Independence House Receives $100,000 Grant From Kraft’s Foundation

CCB MEDIA PHOTO Lysetta Hurge-Putnam, executive director of Independence House, announces major grants and initiatives for the agency.

Lysetta Hurge-Putnam, executive director of Independence House, announces major grants and initiatives for the agency.

HYANNIS – When Lysetta Hurge-Putnam saw that she had a message on her answering machine a few weeks ago, she figured it was Cheryl Bartlett returning her call to come speak at the Independence House annual breakfast.

But the Independence House 15th Annual Domestic Violence Awareness Month Community Breakfast yesterday at the Doubletree Hotel in Hyannis became the opportunity for Hurge-Putnam, the executive director of Independence House, to announce that the call was from New England Patriot’s owner Bob Kraft.

“Bob Kraft was calling me to let me know that Independence House had been selected to receive $100,000 to support our housing stabilization program, so we intend in the next year to also increase supportive housing for victims of domestic violence,” she told the more than 150 people gathered for the breakfast.

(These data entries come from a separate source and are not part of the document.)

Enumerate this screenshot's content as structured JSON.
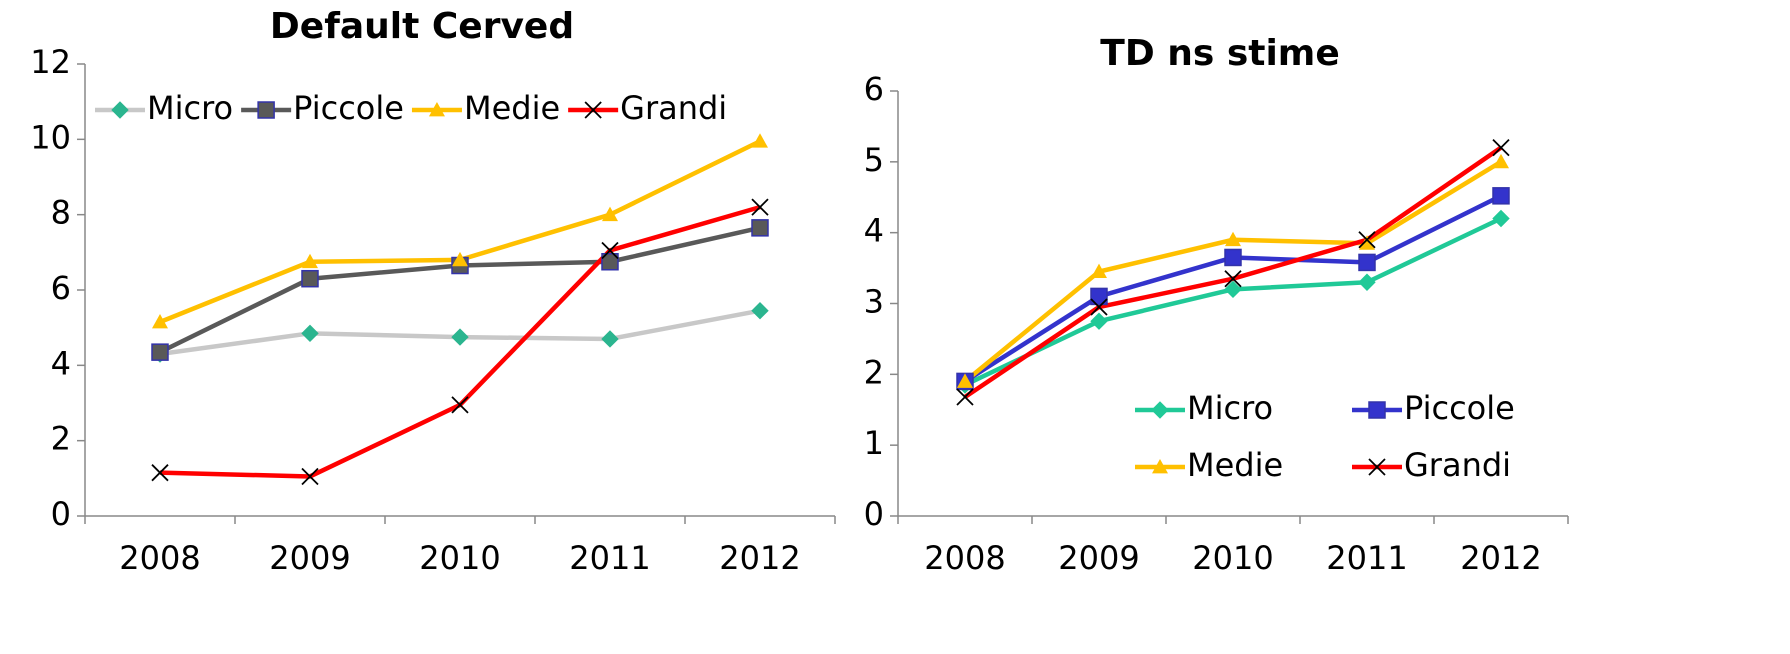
{
  "chart_data": [
    {
      "type": "line",
      "title": "Default Cerved",
      "categories": [
        "2008",
        "2009",
        "2010",
        "2011",
        "2012"
      ],
      "ylim": [
        0,
        12
      ],
      "yticks": [
        0,
        2,
        4,
        6,
        8,
        10,
        12
      ],
      "legend": "top-left",
      "series": [
        {
          "name": "Micro",
          "color": "#c8c8c8",
          "marker": "diamond",
          "marker_color": "#2bb58f",
          "values": [
            4.3,
            4.85,
            4.75,
            4.7,
            5.45
          ]
        },
        {
          "name": "Piccole",
          "color": "#595959",
          "marker": "square",
          "marker_color": "#595959",
          "values": [
            4.35,
            6.3,
            6.65,
            6.75,
            7.65
          ]
        },
        {
          "name": "Medie",
          "color": "#ffc000",
          "marker": "triangle",
          "marker_color": "#ffc000",
          "values": [
            5.15,
            6.75,
            6.8,
            8.0,
            9.95
          ]
        },
        {
          "name": "Grandi",
          "color": "#ff0000",
          "marker": "x",
          "marker_color": "#000000",
          "values": [
            1.15,
            1.05,
            2.95,
            7.05,
            8.2
          ]
        }
      ]
    },
    {
      "type": "line",
      "title": "TD ns stime",
      "categories": [
        "2008",
        "2009",
        "2010",
        "2011",
        "2012"
      ],
      "ylim": [
        0,
        6
      ],
      "yticks": [
        0,
        1,
        2,
        3,
        4,
        5,
        6
      ],
      "legend": "bottom-right",
      "series": [
        {
          "name": "Micro",
          "color": "#20c997",
          "marker": "diamond",
          "marker_color": "#20c997",
          "values": [
            1.85,
            2.75,
            3.2,
            3.3,
            4.2
          ]
        },
        {
          "name": "Piccole",
          "color": "#3333cc",
          "marker": "square",
          "marker_color": "#3333cc",
          "values": [
            1.9,
            3.1,
            3.65,
            3.58,
            4.52
          ]
        },
        {
          "name": "Medie",
          "color": "#ffc000",
          "marker": "triangle",
          "marker_color": "#ffc000",
          "values": [
            1.9,
            3.45,
            3.9,
            3.85,
            5.0
          ]
        },
        {
          "name": "Grandi",
          "color": "#ff0000",
          "marker": "x",
          "marker_color": "#000000",
          "values": [
            1.68,
            2.95,
            3.35,
            3.9,
            5.2
          ]
        }
      ]
    }
  ]
}
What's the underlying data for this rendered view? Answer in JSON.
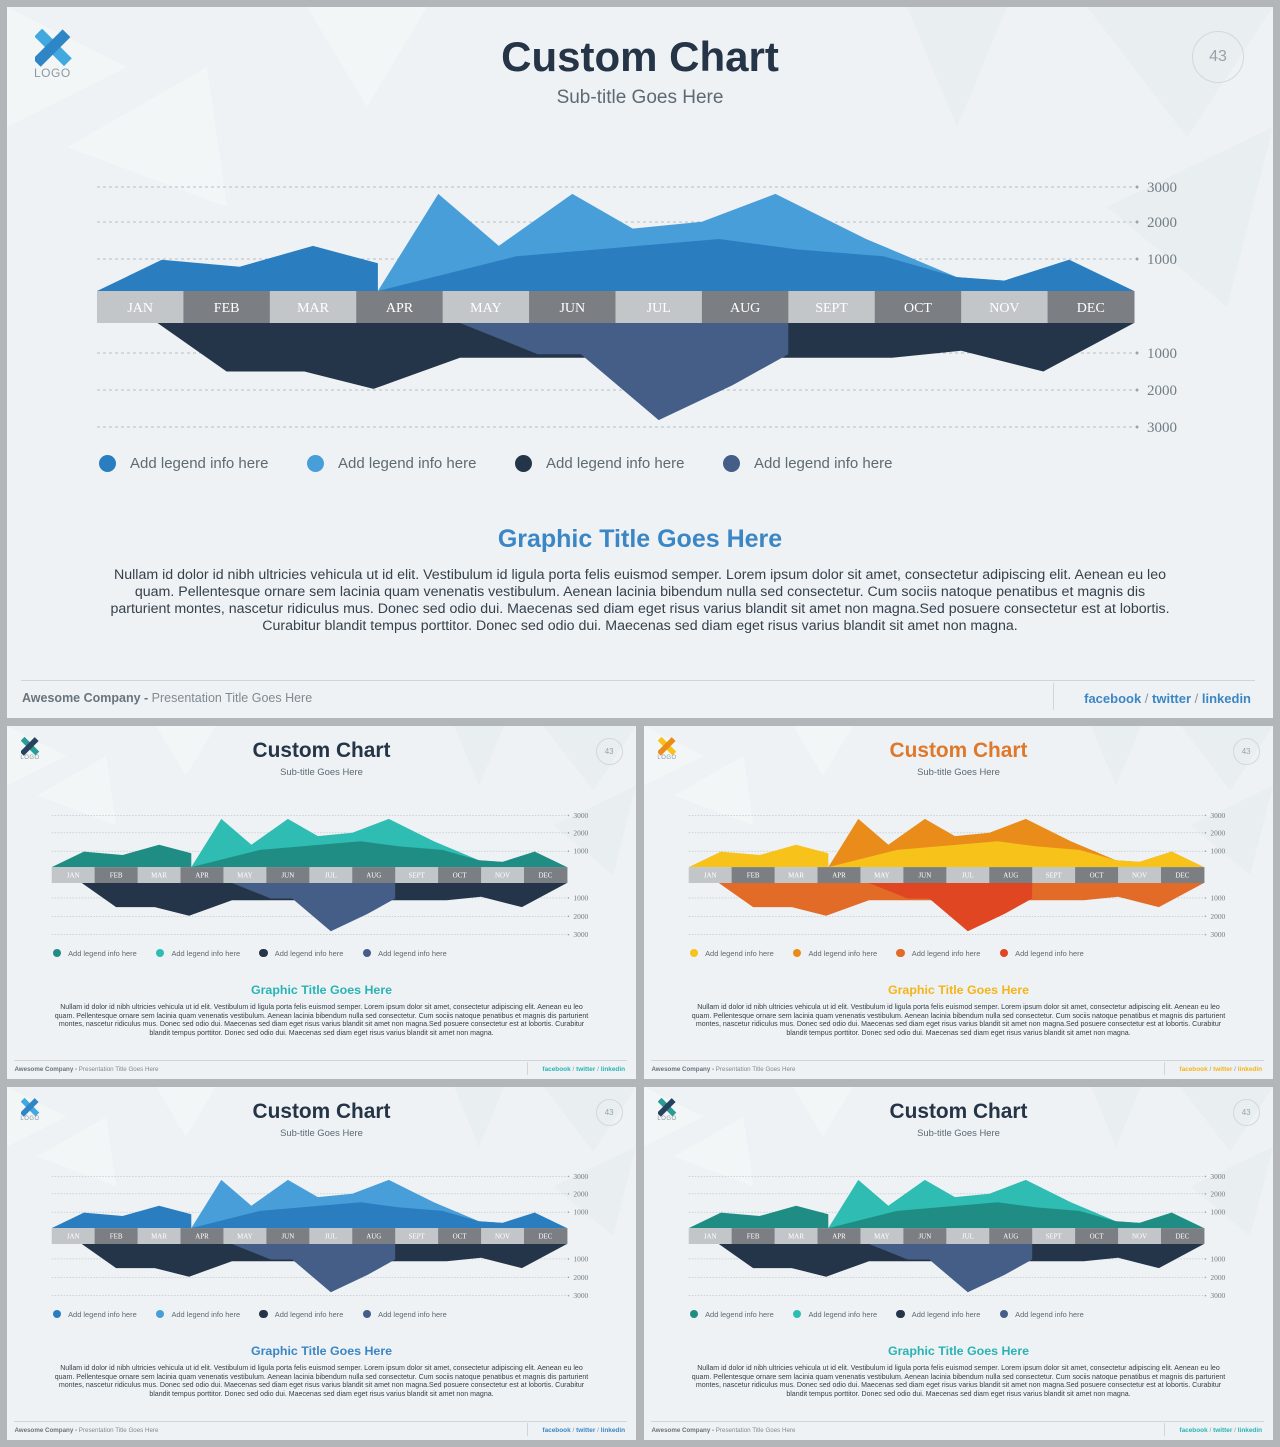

Hurge-Putnam also announced a second $100,000 initiative supported by a $50,000 grant from the Seaside LeMans charitable race and matching funds. “Within the next few months, Independence House will officially launch our Center for the Prevention of Domestic Violence,” Hurge-Putnam said.

Bartlett, who leads substance abuse prevention efforts for Cape Cod Healthcare, was the keynote speaker at the breakfast, which was focused on the relationship between domestic violence and substance abuse. Her talk focused on the Cape-wide efforts underway to try to curb the opiate abuse epidemic on Cape Cod, including initiatives in the schools that focus on educating young people about the dangers of drugs. “We want the next generation to be a healthier generation,” she said.

Special guest speaker Dr. Richard Ferri talked about his work with survivors of domestic violence. “The scourge of addiction coupled with battering is one of the most horrific things I’ve had to deal with professionally and personally,” he said.

A domestic violence survivor told her harrowing story of her marriage to a man she said tried to kill her, to “gaslight” her−making her think she was insane−and to use the courts to get custody of her children. She said she has now reclaimed her life as an author. “I am no longer mute. I am no longer a victim and I’m glad to be alive,” she said.

The grant from Bob Kraft and the New England Patriot’s Foundation was given to support the “under the radar” work the agency does for domestic violence survivors in the Cape Cod Community, according to Hurge-Putnam.

“We thought it fitting to hold and share the news first with the Cape Cod community during Domestic Violence Awareness Month,” Hurge-Putnam said. “The people most affected by this award are members of our own community on Cape Cod who are transitioning from a life of abuse to a violence‐free home for themselves and their children. “

As part of a multi‐faceted initiative from Robert Kraft and the New England Patriots Charitable Foundation focusing on domestic violence, the award given to Independence House will increase the services of the Independence House Housing Stabilization Program, providing more transitional housing assistance to survivors of domestic violence and their children, Hurge-Putnam said.

Independence House was named as one of five organizations throughout New England to receive such an award.

Separately, the New England Patriots Charitable Foundation and Robert Kraft have additionally joined forces with Attorney General Maura Healy to support domestic and sexual violence prevention and advocacy programs in Massachusetts, awarding $500,000 to provide training to 90 public high schools across the state with the nationally recognized Mentors in Violence Prevention (MVP) Program, founded at Northeastern University by Jackson Katz.

Independence House has facilitated the MVP program to high schools across Cape Cod including Barnstable High, Falmouth High, Dennis‐Yarmouth Regional High, Lower Cape Regional Technical High, and is currently in conversation with four other high schools to bring the MVP Program to their students.

With the additional announcement at the community breakfast of the Independence House newly expanded Prevention Division, the agency’s goal is to facilitate the MVP program in every upper level school on Cape Cod.